Pero estaban equivocados por completo, pues éste sería el día en el que comenzaría un vigoroso esfuerzo de crecimiento económico de esta parroquia y de las vecinas de Rionegro y Lebrija, gracias a la llegada de este nuevo párroco. Dos días después, domingo de Resurrección, el padre Romero predicó el renacimiento de las esperanzas que habían sido abatidas por la nefasta guerra de 1861-1862. Les dijo a sus feligreses que así como Cristo había resucitado al tercer día, los bumangueses resucitarían el anhelo de progreso colectivo si se decidían a sembrar por doquier la planta que ya había hecho milagros en la parroquia de Salazar de las Palmas: el café. Su siembra intensiva, seguida de su beneficio y exportación, haría la concordia de todos y cicatrizaría las heridas. Los caminos serían mejorados, la pobreza remediada y hasta el templo parroquial reconstruido.
El entusiasmo con que habló ese domingo de gloria logró tocar los corazones de los principales hacendados de la parroquia: don David Puyana, propietario de La Cabecera del Llano; don Reyes González y sus hermanos, propietarios de las vegas del río Playonero; los cuatro hermanos Reyes (Simón, Luis, José Domingo y Leonardo), dueños de Cusamán y otras tierras; los hermanos García (Sinforoso y Tirso), terratenientes de Rionegro; los hermanos Ogliastri (Julio y Jorge), de la hacienda El Aburrido; además de Roberto Carreño, Eduardo Puyana, doña Trinidad Parra de Orozco y varios miembros de la familia Mutis.
Fue a partir de ese día que las palabras produjeron una afiebrada actividad de siembra de los cafetos, que era permanente estimulada por el padre Romero desde el púlpito y desde el confesionario, al asignar penitencias a los pecadores en Avemarías y siembra de cafetos.
Si bien las primeras matas de café habían llegado al país desde el siglo XVIII, como las que se plantaron en 1723 en Santa Teresa de Tabage en el Orinoco por los jesuitas o su incursión al Cauca en 1736 en el Seminario de Popayán, el cultivo intensivo del arbusto solo se presentaría hasta mediados del siglo XIX, especialmente en Santander.
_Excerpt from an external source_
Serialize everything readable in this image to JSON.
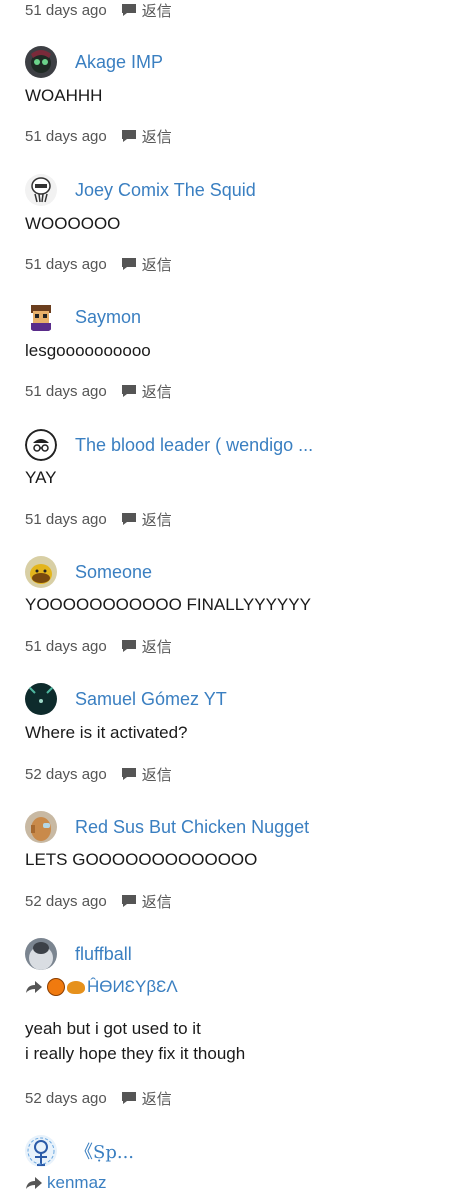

A esta región llegó de Venezuela y se expandió en regiones como Salazar de las Palmas, donde el padre Romero aprendió la importancia del grano en sus casi 20 años como párroco.
Con su expansión por las montañas de Santander, el café reanimó las siembras de fique y la artesanía doméstica de los costales, cuerdas y aperos de mulas. Decenas de mujeres despasilladoras pudieron ganarse la vida en los largos mesones de selección de los granos, al igual que cientos de cogedores que pudieron enrolarse en las cuadrillas de las haciendas, todos ellos consumidores compulsivos de cigarros y calillas. La actividad de la arriería reclutó a los hombres más vigorosos y todas las haciendas se dieron a la cría de equinos y mulares para formar las arrias que marcharían a buscar los vapores que navegaban por el río Magdalena y que permitían llevar al grano a los mercados internacionales.
Los caminos que unían a esta parroquia con el río Grande fueron reabiertos, y sus puertos servidos por esforzados leñateros, caletas y bogas.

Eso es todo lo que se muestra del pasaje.